Programming note: We are taking Spring Break! The next two weeks, we will not be dropping new episodes. Use the time to catch up on an episode you missed. Or drop us a five-⭐ review on Apple Podcasts. You’ll hear us back in your ears on April 13th with Dr. Tracey Holloway, co-founder of Science Moms.

(Who needs a sign of spring? I love the first blossoms offered by the many Hellebore that grace my yard.)

This week’s must read: Democrats want a climate emergency—can this get Republicans off the sidelines? (Real Clear Energy) “It’s understandable that for some small government Republicans, any solution may be hard to identify, but climate change is a problem that demands a solution, so our fellow Republicans have to pick one or risk losing at the ballot box,” Alliance for Market Solutions executive director Alex Flint writes. “For decades, economists have supported the use of price signals to change markets. Today, a growing number of businesses, economists, and even Republicans are seeing the wisdom of using taxes to change behavior, as opposed to subsidies and regulations that provide no certainty and require a team of lawyers and compliance officers to wade through the many rules. A carbon tax, for example, would create a free-market incentive for companies and consumers to reduce CO2 while simultaneously growing the economy and shrinking the size of government.”

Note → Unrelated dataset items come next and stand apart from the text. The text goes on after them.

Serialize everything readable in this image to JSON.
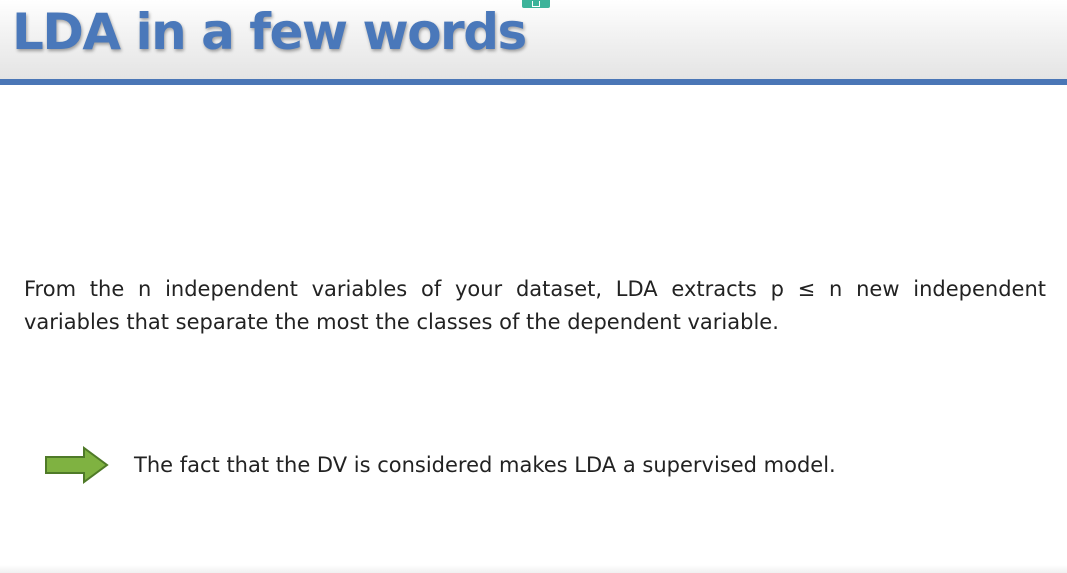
{
  "slide": {
    "title": "LDA in a few words",
    "paragraph": "From the n independent variables of your dataset, LDA extracts p ≤ n new independent variables that separate the most the classes of the dependent variable.",
    "point": {
      "icon": "right-arrow-icon",
      "text": "The fact that the DV is considered makes LDA a supervised model."
    }
  },
  "colors": {
    "title": "#4a78ba",
    "header_rule": "#4a76b6",
    "arrow_fill": "#7fb241",
    "arrow_stroke": "#4f7a28",
    "body_text": "#222222"
  }
}
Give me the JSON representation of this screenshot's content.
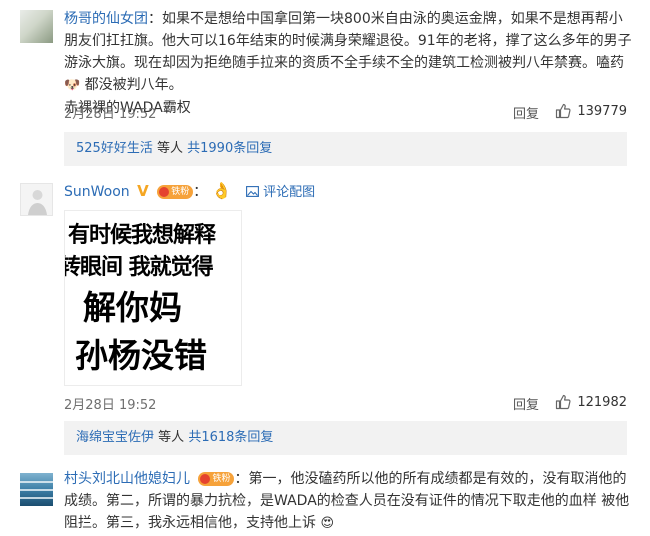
{
  "comments": [
    {
      "username": "杨哥的仙女团",
      "text": "如果不是想给中国拿回第一块800米自由泳的奥运金牌，如果不是想再帮小朋友们扛扛旗。他大可以16年结束的时候满身荣耀退役。91年的老将，撑了这么多年的男子游泳大旗。现在却因为拒绝随手拉来的资质不全手续不全的建筑工检测被判八年禁赛。嗑药",
      "text_tail": "都没被判八年。",
      "text_line4": "赤裸裸的WADA霸权",
      "time": "2月28日 19:52",
      "reply_label": "回复",
      "likes": "139779",
      "sub": {
        "user": "525好好生活",
        "middle": "等人",
        "link": "共1990条回复"
      }
    },
    {
      "username": "SunWoon",
      "badge": "铁粉",
      "emoji": "👌",
      "photo_link": "评论配图",
      "image_text": [
        "有时候我想解释",
        "转眼间 我就觉得",
        "解你妈",
        "孙杨没错"
      ],
      "time": "2月28日 19:52",
      "reply_label": "回复",
      "likes": "121982",
      "sub": {
        "user": "海绵宝宝佐伊",
        "middle": "等人",
        "link": "共1618条回复"
      }
    },
    {
      "username": "村头刘北山他媳妇儿",
      "badge": "铁粉",
      "text": "第一，他没磕药所以他的所有成绩都是有效的，没有取消他的成绩。第二，所谓的暴力抗检，是WADA的检查人员在没有证件的情况下取走他的血样 被他阻拦。第三，我永远相信他，支持他上诉",
      "emoji": "😍"
    }
  ],
  "separator": "：",
  "icons": {
    "like": "thumbs-up-icon",
    "photo": "image-icon",
    "verified": "verified-v-icon",
    "fan_badge": "heart-badge-icon"
  },
  "colors": {
    "link": "#2c6cb5",
    "badge": "#f6a23a",
    "subbox": "#f2f2f2"
  }
}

Our friend Alex also had our quote of the week:

“The scale of the climate problem demands the most economically efficient response, and because it’s politically difficult to talk about pricing carbon we’re drifting toward a really expensive way of addressing climate,” said Alex Flint, executive director of the Alliance for Market Solutions, a conservative nonprofit group that supports a carbon tax. “A carbon tax at least has to be part of the discussion,” Mr. Flint added.

WSJ Action: It’s great to see a pro-carbon tax opinion piece in the Wall Street Journal. Even greater when you see a favorite like John Sweeney tweeting about it.

And I know… the Wall Street Journal is behind a paywall. Email me if you want the text of the piece.

And this is where I leave you. Have a great weekend.